Major children’s museums have opened recently in Atlanta, Miami, Pittsburgh and Columbia, S.C. Large new ones are in the works in Washington, D.C., and Philadelphia. And children’s museums in Boston and Chicago plan major expansions.

In Spokane, longtime plans to build a new children’s museum seem to be coming to fruition. Last month, the group backing the children’s museum partnered with the group behind a proposed Riverfront Park science center. The new organization is called Mobius.

Mobius at River Park Square, as the Spokane museum is now called, is slated to open in a 16,000-square-foot space in the downtown mall this summer. Construction is scheduled to begin next month.

So far, about three-quarters of the $800,000 needed to build and open the museum has been raised, says Mobius executive director Gage Stromberg.

The remaining funds will be solicited from past supporters, Stromberg says, with a public fund-raising drive due in coming months.

Many cities now see children’s museums as a magnet for tourism, much as aquariums and art museums have been in the past. And, indeed, children’s museums increasingly are on the agenda for traveling families.

“They’re something parents look for now when they travel,” says Catherine Horne, executive director of EdVenture in Columbia, S.C., which opened 16 months ago and is the largest in the South. “We’ve had people from every state except North Dakota.”

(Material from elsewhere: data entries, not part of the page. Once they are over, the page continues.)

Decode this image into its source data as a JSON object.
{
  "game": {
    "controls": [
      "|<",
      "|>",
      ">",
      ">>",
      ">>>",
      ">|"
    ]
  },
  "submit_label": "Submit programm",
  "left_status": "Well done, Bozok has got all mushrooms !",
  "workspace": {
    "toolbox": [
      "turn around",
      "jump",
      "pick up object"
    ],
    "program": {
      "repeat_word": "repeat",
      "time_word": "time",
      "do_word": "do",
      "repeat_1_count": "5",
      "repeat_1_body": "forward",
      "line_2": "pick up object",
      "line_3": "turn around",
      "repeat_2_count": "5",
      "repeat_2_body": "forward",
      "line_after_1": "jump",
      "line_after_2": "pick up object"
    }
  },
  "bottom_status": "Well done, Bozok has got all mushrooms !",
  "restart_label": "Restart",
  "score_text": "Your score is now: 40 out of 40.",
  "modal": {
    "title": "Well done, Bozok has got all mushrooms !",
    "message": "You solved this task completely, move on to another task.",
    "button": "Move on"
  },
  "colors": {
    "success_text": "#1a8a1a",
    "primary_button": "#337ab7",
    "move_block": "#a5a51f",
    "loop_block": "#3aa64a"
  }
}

EdVenture, which drew 250,000 visitors in its first year (100,000 more than projected), is typical of the new wave of children’s museums. Bigger, brighter and bolder than its predecessors, the $19 million, five-story building was designed from the beginning to be one of the South Carolina capital’s main draws, and it offers an array of larger-than-life attractions. Among them: Eddie, a 40-foot-high, plastic-molded boy that kids can play on and within (they can climb inside his stomach, wiggle through his brain and slide out his intestines).

Like other exhibits at the museum, Eddie is intended to offer a mix of learning (about anatomy) and fun — and not just for the kids. “We wanted parents to learn how to play again, and to get down on their children’s level,” Horne says.

The concept of a children’s museum dates back more than a century. The first in the United States opened in Brooklyn in 1899. But it wasn’t until the 1980s that they started becoming more common. And in the 1990s they really took off (more than 80 opened).

Several factors have been driving the trend, Rice Elman says. For starters, parents are seeking more informal learning environments for their kids as a break from the increasing structure at schools. “The school environment has become very focused on achievement. Children’s museums are focused on the child,” she says.

Another factor is America’s concern with safety; children’s museums are perceived as safe havens for play. They also benefit as families look for ways to spend more time together.

“With more and more dual-income parents, unstructured leisure time is decreasing,” Rice Elman says. “There’s a need to really maximize that leisure time, to make the weekend or vacation memorable.”

One recent twist is a move away from the trend of sprinkling attractions with high-tech computer screens and video monitors.

“We tried to do a no-screen museum,” says Jane Werner, executive director of the Children’s Museum of Pittsburgh, which reopened in November after quadrupling in size. “We kind of had this mantra of (kids should) play with real stuff. We think the real learning happens between families and with conversations that they have (while playing).”

The Pittsburgh museum is loaded with areas for role playing where the whole family can get involved, such as a pretend car garage and a woodshop. There’s also an art studio filled with supplies.

Like other new children’s museums, Pittsburgh also has tried to make its activities appeal to a wide spread of ages, from the littlest toddlers to teenagers.

Says Werner: “We don’t think childhood should end at 10.”